The convention was one of bookish first editions on trestle tables as well as dealers’ rooms, conference lectures, self-contained readings and a bar. Despite the bar, everyone seemed dowdy and sad, not dressed in colourful clothes, rarely smiling. I’d only dragged myself there, despite my health condition, to maintain friendships in this book world and its fantasies, some of which world migrated into open land around the conference hotel, weather permitting, some attendees flying kites that flopped back to earth, others trying to chat to each other with some alacrity, but failing. Even a few alpha males seemed downtrodden and unsure of themselves. One person conducted a tombola stall with prizes comprising some dog-eared books he or she didn’t want any longer. There was also a rumour of a future mass raffle with similar prizes. The talks were quite interesting, but often confrontational even litigious. The hotel bedrooms with windows that hadn’t been cleaned for 23 years. I bought one book that I later regretted buying, renewed one friendship and started afresh with another. But all done in a half-hearted manner with a half a bitter in my hand. Many people didn’t even know who I was.

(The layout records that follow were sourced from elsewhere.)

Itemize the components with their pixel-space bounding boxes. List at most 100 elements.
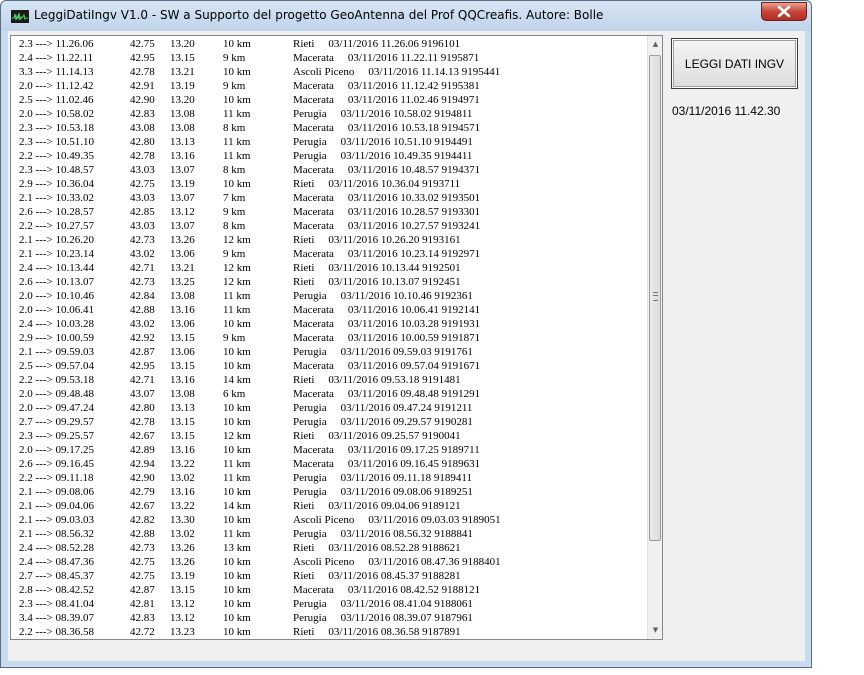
- event-location: Perugia 03/11/2016 10.49.35 9194411: [293, 149, 472, 163]
- event-magnitude-time: 2.2 ---> 09.53.18: [19, 374, 94, 386]
- list-item[interactable]: 3.4 ---> 08.39.07 42.83 13.12 10 km Perugia 0…: [11, 611, 647, 625]
- event-depth: 10 km: [223, 612, 251, 624]
- list-item[interactable]: 2.2 ---> 10.27.57 43.03 13.07 8 km Macerata 0…: [11, 219, 647, 233]
- list-item[interactable]: 2.3 ---> 09.25.57 42.67 13.15 12 km Rieti 03/…: [11, 429, 647, 443]
- event-location: Perugia 03/11/2016 09.59.03 9191761: [293, 345, 473, 359]
- desktop-background: [812, 0, 864, 675]
- list-item[interactable]: 2.2 ---> 09.53.18 42.71 13.16 14 km Rieti 03/…: [11, 373, 647, 387]
- list-item[interactable]: 2.1 ---> 09.04.06 42.67 13.22 14 km Rieti 03/…: [11, 499, 647, 513]
- title-bar[interactable]: LeggiDatiIngv V1.0 - SW a Supporto del p…: [1, 1, 811, 31]
- event-location: Macerata 03/11/2016 10.48.57 9194371: [293, 163, 480, 177]
- list-item[interactable]: 2.1 ---> 09.08.06 42.79 13.16 10 km Perugia 0…: [11, 485, 647, 499]
- scrollbar-thumb[interactable]: [649, 55, 661, 541]
- event-depth: 10 km: [223, 584, 251, 596]
- event-place: Macerata: [293, 94, 334, 106]
- list-item[interactable]: 2.3 ---> 10.51.10 42.80 13.13 11 km Perugia 0…: [11, 135, 647, 149]
- list-item[interactable]: 2.3 ---> 10.48.57 43.03 13.07 8 km Macerata 0…: [11, 163, 647, 177]
- event-place: Macerata: [293, 122, 334, 134]
- event-datetime-id: 03/11/2016 08.39.07 9187961: [340, 612, 473, 624]
- list-item[interactable]: 2.5 ---> 09.57.04 42.95 13.15 10 km Macerata…: [11, 359, 647, 373]
- event-longitude: 13.26: [170, 542, 195, 554]
- event-magnitude-time: 2.4 ---> 08.47.36: [19, 556, 94, 568]
- list-item[interactable]: 2.6 ---> 10.13.07 42.73 13.25 12 km Rieti 03/…: [11, 275, 647, 289]
- event-datetime-id: 03/11/2016 10.26.20 9193161: [328, 234, 461, 246]
- list-item[interactable]: 2.0 ---> 09.47.24 42.80 13.13 10 km Perugia 0…: [11, 401, 647, 415]
- event-place: Macerata: [293, 318, 334, 330]
- list-item[interactable]: 2.0 ---> 10.58.02 42.83 13.08 11 km Perugia 0…: [11, 107, 647, 121]
- events-listbox[interactable]: 2.3 ---> 11.26.06 42.75 13.20 10 km Rieti 03/…: [10, 35, 663, 640]
- event-magnitude-time: 2.0 ---> 09.48.48: [19, 388, 94, 400]
- list-item[interactable]: 3.3 ---> 11.14.13 42.78 13.21 10 km Ascoli P…: [11, 65, 647, 79]
- event-location: Perugia 03/11/2016 10.10.46 9192361: [293, 289, 473, 303]
- list-item[interactable]: 2.0 ---> 09.48.48 43.07 13.08 6 km Macerata 0…: [11, 387, 647, 401]
- event-depth: 10 km: [223, 486, 251, 498]
- event-datetime-id: 03/11/2016 10.53.18 9194571: [347, 122, 481, 134]
- event-longitude: 13.15: [170, 332, 195, 344]
- event-longitude: 13.19: [170, 570, 195, 582]
- event-latitude: 42.79: [130, 486, 155, 498]
- event-place: Perugia: [293, 136, 327, 148]
- list-item[interactable]: 2.0 ---> 10.10.46 42.84 13.08 11 km Perugia 0…: [11, 289, 647, 303]
- list-item[interactable]: 2.0 ---> 11.12.42 42.91 13.19 9 km Macerata 0…: [11, 79, 647, 93]
- event-magnitude-time: 2.1 ---> 10.23.14: [19, 248, 94, 260]
- list-item[interactable]: 2.5 ---> 11.02.46 42.90 13.20 10 km Macerata…: [11, 93, 647, 107]
- list-item[interactable]: 2.0 ---> 09.17.25 42.89 13.16 10 km Macerata…: [11, 443, 647, 457]
- list-item[interactable]: 2.2 ---> 09.11.18 42.90 13.02 11 km Perugia 0…: [11, 471, 647, 485]
- list-item[interactable]: 2.4 ---> 08.52.28 42.73 13.26 13 km Rieti 03/…: [11, 541, 647, 555]
- scroll-down-arrow-icon[interactable]: ▼: [648, 622, 662, 639]
- event-latitude: 42.80: [130, 402, 155, 414]
- list-item[interactable]: 2.9 ---> 10.00.59 42.92 13.15 9 km Macerata 0…: [11, 331, 647, 345]
- event-depth: 9 km: [223, 248, 246, 260]
- event-datetime-id: 03/11/2016 10.33.02 9193501: [347, 192, 481, 204]
- event-datetime-id: 03/11/2016 08.45.37 9188281: [328, 570, 461, 582]
- event-place: Rieti: [293, 542, 315, 554]
- read-ingv-data-button[interactable]: LEGGI DATI INGV: [671, 38, 798, 89]
- close-button[interactable]: [761, 2, 807, 21]
- list-item[interactable]: 2.7 ---> 09.29.57 42.78 13.15 10 km Perugia 0…: [11, 415, 647, 429]
- list-item[interactable]: 2.4 ---> 10.13.44 42.71 13.21 12 km Rieti 03/…: [11, 261, 647, 275]
- list-item[interactable]: 2.1 ---> 09.03.03 42.82 13.30 10 km Ascoli P…: [11, 513, 647, 527]
- event-magnitude-time: 2.5 ---> 11.02.46: [19, 94, 94, 106]
- event-magnitude-time: 2.3 ---> 08.41.04: [19, 598, 94, 610]
- list-item[interactable]: 2.4 ---> 11.22.11 42.95 13.15 9 km Macerata 0…: [11, 51, 647, 65]
- event-depth: 6 km: [223, 388, 246, 400]
- event-longitude: 13.15: [170, 416, 195, 428]
- event-datetime-id: 03/11/2016 08.41.04 9188061: [340, 598, 473, 610]
- list-item[interactable]: 2.2 ---> 08.36.58 42.72 13.23 10 km Rieti 03/…: [11, 625, 647, 639]
- event-datetime-id: 03/11/2016 11.12.42 9195381: [347, 80, 480, 92]
- event-depth: 8 km: [223, 122, 246, 134]
- event-location: Perugia 03/11/2016 08.56.32 9188841: [293, 527, 473, 541]
- event-location: Rieti 03/11/2016 10.26.20 9193161: [293, 233, 461, 247]
- list-item[interactable]: 2.1 ---> 10.23.14 43.02 13.06 9 km Macerata 0…: [11, 247, 647, 261]
- event-magnitude-time: 2.1 ---> 09.03.03: [19, 514, 94, 526]
- list-item[interactable]: 2.3 ---> 10.53.18 43.08 13.08 8 km Macerata 0…: [11, 121, 647, 135]
- scroll-up-arrow-icon[interactable]: ▲: [648, 36, 662, 53]
- event-longitude: 13.21: [170, 262, 195, 274]
- list-item[interactable]: 2.1 ---> 10.26.20 42.73 13.26 12 km Rieti 03/…: [11, 233, 647, 247]
- event-latitude: 42.71: [130, 262, 155, 274]
- list-item[interactable]: 2.7 ---> 08.45.37 42.75 13.19 10 km Rieti 03/…: [11, 569, 647, 583]
- event-depth: 10 km: [223, 94, 251, 106]
- vertical-scrollbar[interactable]: ▲ ▼: [647, 36, 662, 639]
- list-item[interactable]: 2.0 ---> 10.06.41 42.88 13.16 11 km Macerata…: [11, 303, 647, 317]
- list-item[interactable]: 2.1 ---> 08.56.32 42.88 13.02 11 km Perugia 0…: [11, 527, 647, 541]
- list-item[interactable]: 2.9 ---> 10.36.04 42.75 13.19 10 km Rieti 03/…: [11, 177, 647, 191]
- event-datetime-id: 03/11/2016 10.58.02 9194811: [340, 108, 473, 120]
- list-item[interactable]: 2.3 ---> 11.26.06 42.75 13.20 10 km Rieti 03/…: [11, 37, 647, 51]
- list-item[interactable]: 2.4 ---> 10.03.28 43.02 13.06 10 km Macerata…: [11, 317, 647, 331]
- list-item[interactable]: 2.6 ---> 10.28.57 42.85 13.12 9 km Macerata 0…: [11, 205, 647, 219]
- event-datetime-id: 03/11/2016 10.03.28 9191931: [347, 318, 481, 330]
- event-location: Perugia 03/11/2016 09.47.24 9191211: [293, 401, 472, 415]
- event-magnitude-time: 2.2 ---> 08.36.58: [19, 626, 94, 638]
- event-latitude: 42.87: [130, 584, 155, 596]
- event-datetime-id: 03/11/2016 10.23.14 9192971: [347, 248, 481, 260]
- list-item[interactable]: 2.4 ---> 08.47.36 42.75 13.26 10 km Ascoli P…: [11, 555, 647, 569]
- list-item[interactable]: 2.3 ---> 08.41.04 42.81 13.12 10 km Perugia 0…: [11, 597, 647, 611]
- list-item[interactable]: 2.2 ---> 10.49.35 42.78 13.16 11 km Perugia 0…: [11, 149, 647, 163]
- list-item[interactable]: 2.8 ---> 08.42.52 42.87 13.15 10 km Macerata…: [11, 583, 647, 597]
- list-item[interactable]: 2.1 ---> 09.59.03 42.87 13.06 10 km Perugia 0…: [11, 345, 647, 359]
- list-item[interactable]: 2.6 ---> 09.16.45 42.94 13.22 11 km Macerata…: [11, 457, 647, 471]
- event-longitude: 13.12: [170, 612, 195, 624]
- list-item[interactable]: 2.1 ---> 10.33.02 43.03 13.07 7 km Macerata 0…: [11, 191, 647, 205]
- event-place: Perugia: [293, 598, 327, 610]
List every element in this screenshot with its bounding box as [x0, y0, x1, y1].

But, and this was a big upbeat BUT, the rumour of the raffle was later replaced with that of a disco party in the evening at a purpose-erected marquee just over the brow of the hill from the hotel. I noticed glints in the eyes of those around me at such news, even talk of Pink Floyd providing the music, or maybe it was one of their tribute bands, but some tributes can be better than the original, a bystander told me, a complete stranger wanting to befriend me, instead of the other way about. Things began to appear less pear-shaped as the evening drew closer. Would I go? Would my health permit? Did I have enough fineries to fling on me for a possible fling? And eventually I heard distant music from the dark side of the hill, now lit up, as if in a Close Encounters encounter, and my heart strained at its bit. I saw others traipse off with tiny leapfrogs in their own glory clothes, not a book in sight. Some of the individuals actually seemed sexy, some fresh and dappled in daisies, as if they had only arrived for this disco party. Even I myself did not look bookish at all. This was the fantasy fulfilled.
I plodded bouncily, unescorted, but still living in hope, until I realised that I would never quite reach where others had already reached, the cosmic music, true, gradually louder in my ears, but the distance between myself and the place whence the music was generated seemed to stay relentlessly the same. Was this a dream? The final fantasy of all? Would I wake soon behind a hotel bedroom window? I was only partway there when I realised that each part of a part distanced between parts formed, forever, a part of the next part, while making these parts turn a Party into more of a Paradox than a Paradise.